Indexed on: 26 Apr '08Published on: 26 Apr '08Published in: European journal of pediatric surgery : official journal of Austrian Association of Pediatric Surgery ... [et al] = Zeitschrift fur Kinderchirurgie


Neonatal surgery poses a major challenge, particularly in developing countries. The objective of this study was to determine the pattern and various factors that may affect the outcome of surgical management of neonates in a developing country like Nigeria.A retrospective study was carried out of all neonates who underwent surgery over an 8-year period at the University of Benin Teaching Hospital, Benin City, Nigeria.There were 83 males and 35 females with a male/female ratio of 3.4:1. The age of the patients was from 12 hours to 28 days (mean 8+/-5.1 days) and they weighed from 1.8 to 3.9 kg (mean 2.7+/-0.5 kg) on presentation. A large proportion of the babies, 103 (87.3%), were delivered by poor women living in rural areas without supervised antenatal care and delivery. Mortality did not differ significantly between those babies delivered in hospital and those delivered at home (p=0.2127). However, unhygienic care of neonates, which allowed overwhelming resistant sepsis to set in, the delay in presentation and hazardous transportation without stabilisation led to high morbidity and mortality rates.
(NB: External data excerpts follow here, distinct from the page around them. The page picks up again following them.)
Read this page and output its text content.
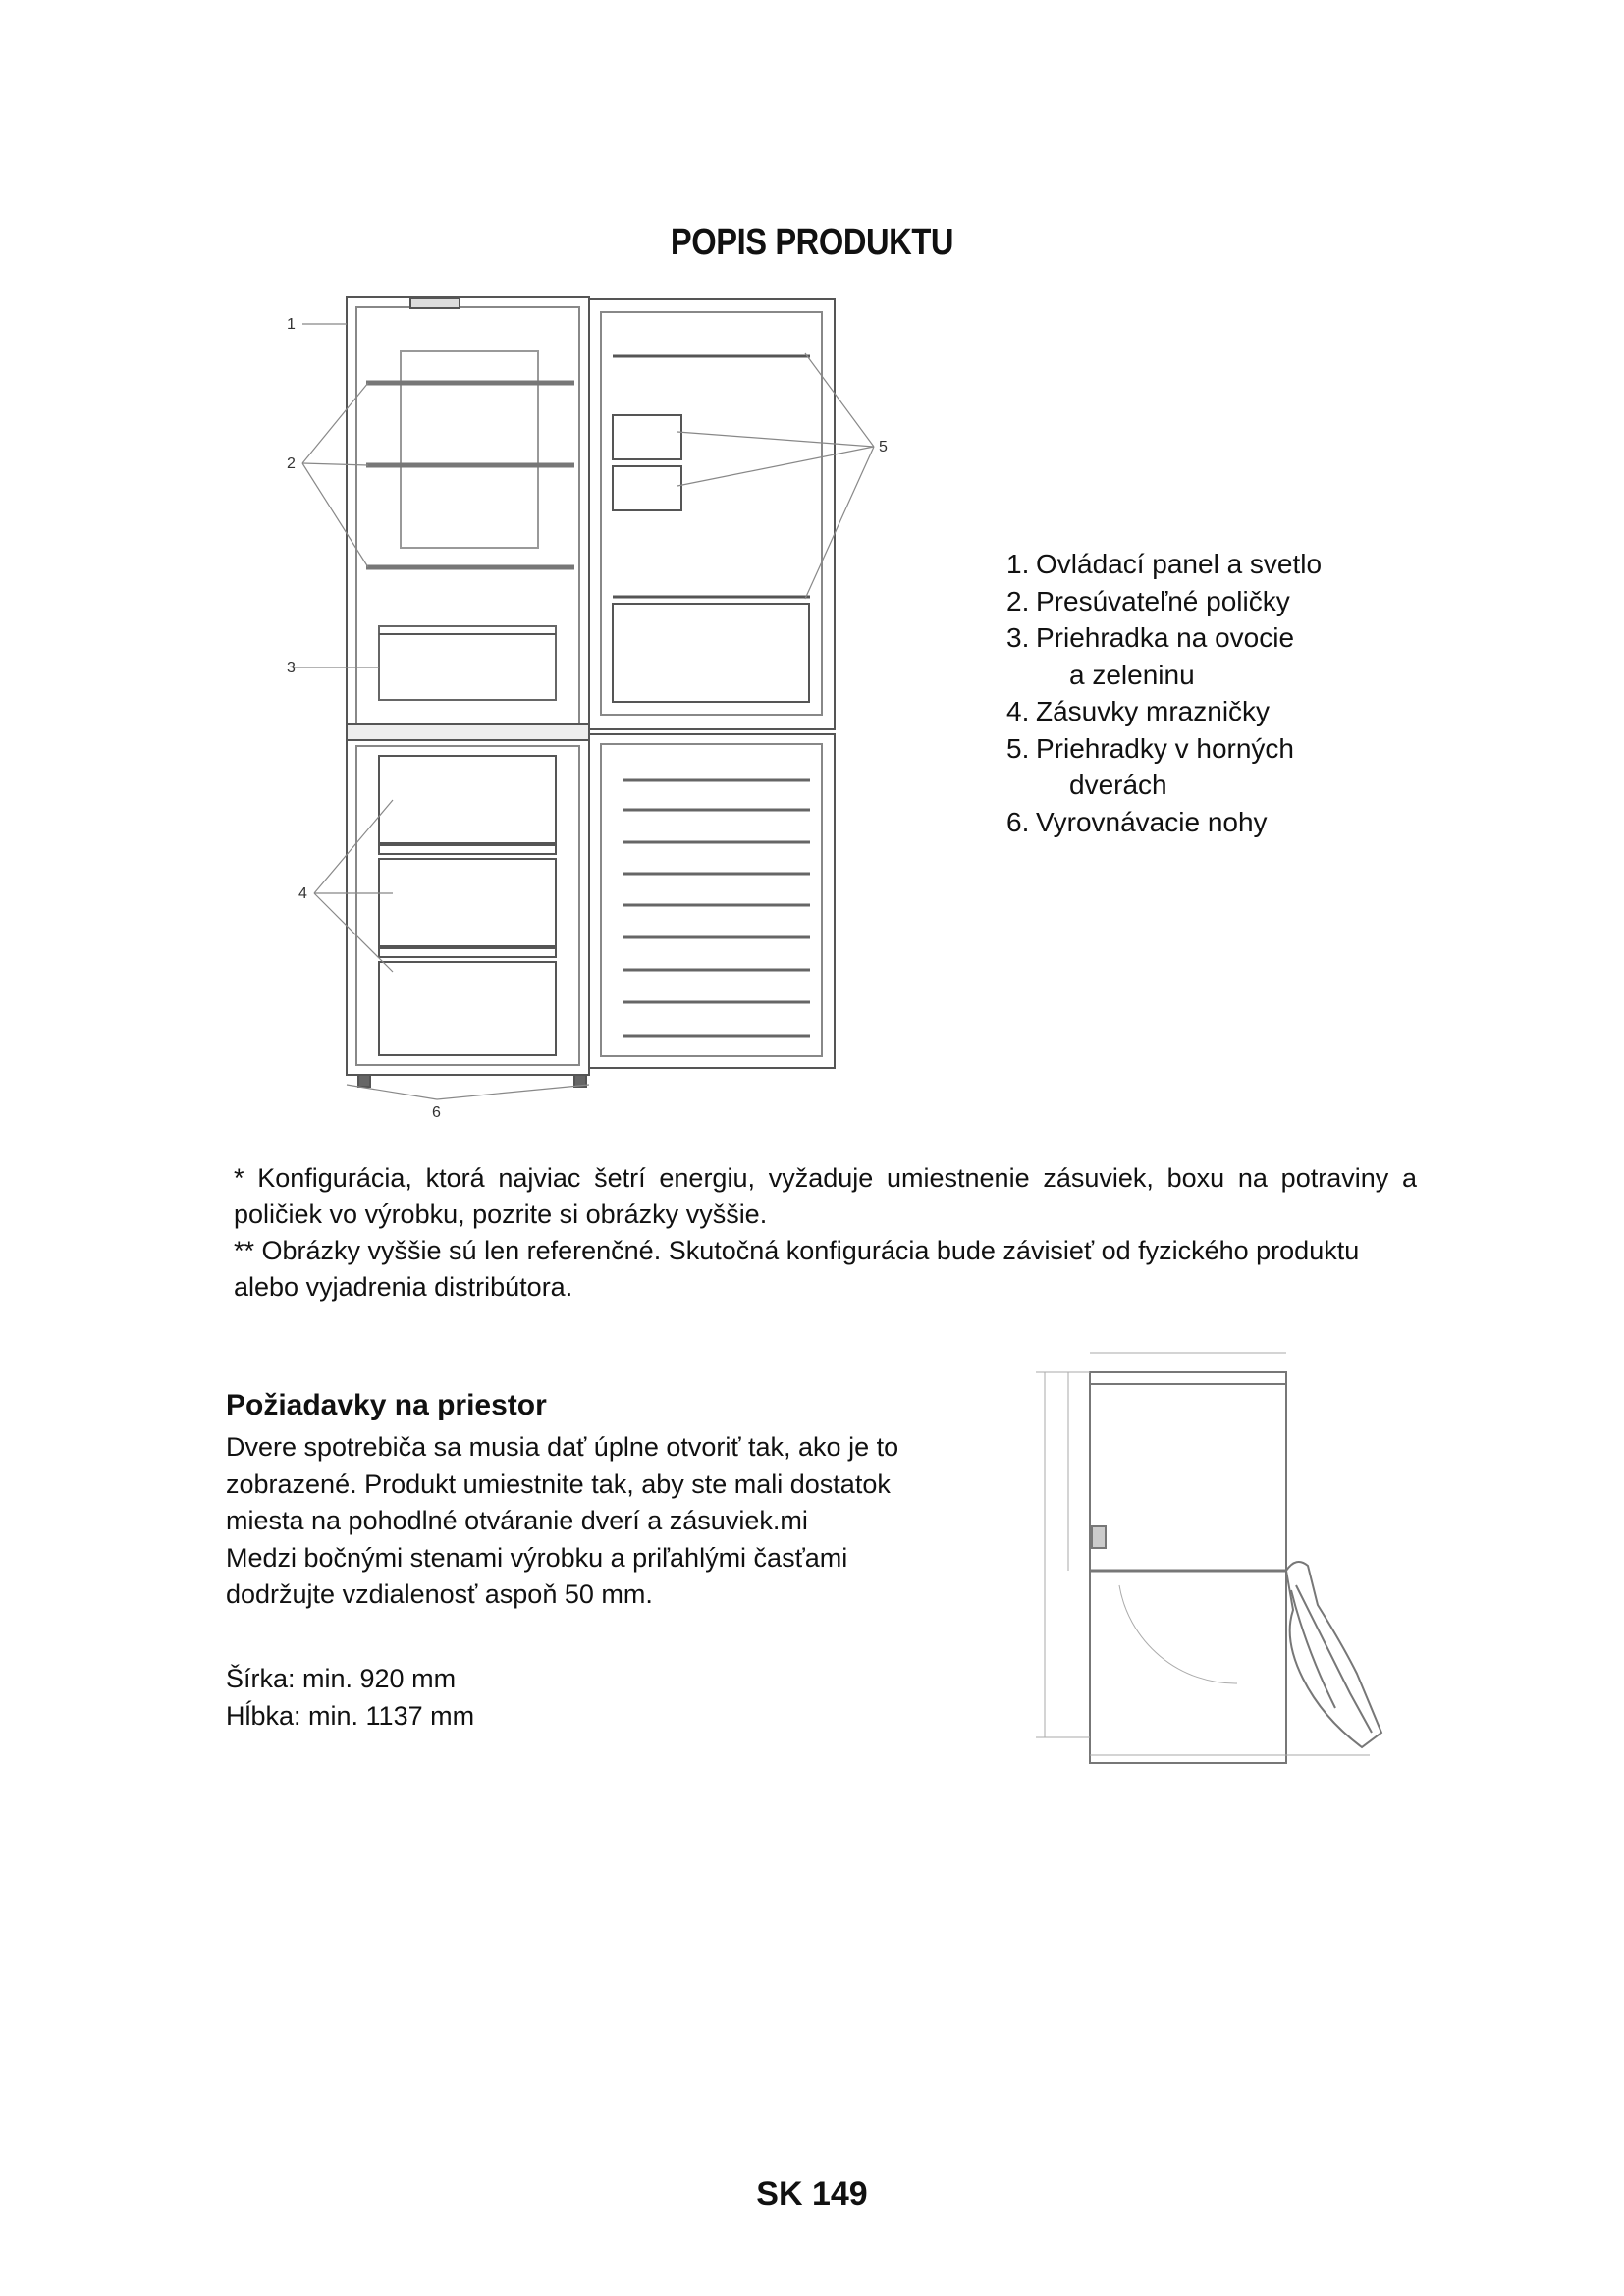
POPIS PRODUKTU
1
2
3
4
5
6
1. Ovládací panel a svetlo
2. Presúvateľné poličky
3. Priehradka na ovocie
a zeleninu
4. Zásuvky mrazničky
5. Priehradky v horných
dverách
6. Vyrovnávacie nohy

* Konfigurácia, ktorá najviac šetrí energiu, vyžaduje umiestnenie zásuviek, boxu na potraviny a poličiek vo výrobku, pozrite si obrázky vyššie.

** Obrázky vyššie sú len referenčné. Skutočná konfigurácia bude závisieť od fyzického produktu alebo vyjadrenia distribútora.

Požiadavky na priestor

Dvere spotrebiča sa musia dať úplne otvoriť tak, ako je to zobrazené. Produkt umiestnite tak, aby ste mali dostatok miesta na pohodlné otváranie dverí a zásuviek.mi

Medzi bočnými stenami výrobku a priľahlými časťami dodržujte vzdialenosť aspoň 50 mm.

Šírka: min. 920 mm

Hĺbka: min. 1137 mm

SK 149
The difference in mortality was significant when the mortality of patients operated on an emergency basis was compared with those operated electively (p=0.0483). Nine (75%) patients with tracheo-oesophageal pathologies, 24 (35%) patients with gastrointestinal anomalies, 1 (17%) with a cranio-spinal defect, 1 (13%) with a head/neck defect and 1 (5%) with a genitourinary anomaly died, with no death in the musculoskeletal group. Overall, a total of 56 (47.4%) morbidities and 36 (30.5%) mortalities were recorded.The morbidity and mortality following surgical management of neonates is still very high in this hospital. Financial constraints, emergency surgery, delivery outside the hospital and tracheo-oesophageal/gastrointestinal anomalies were significant and contributory factors.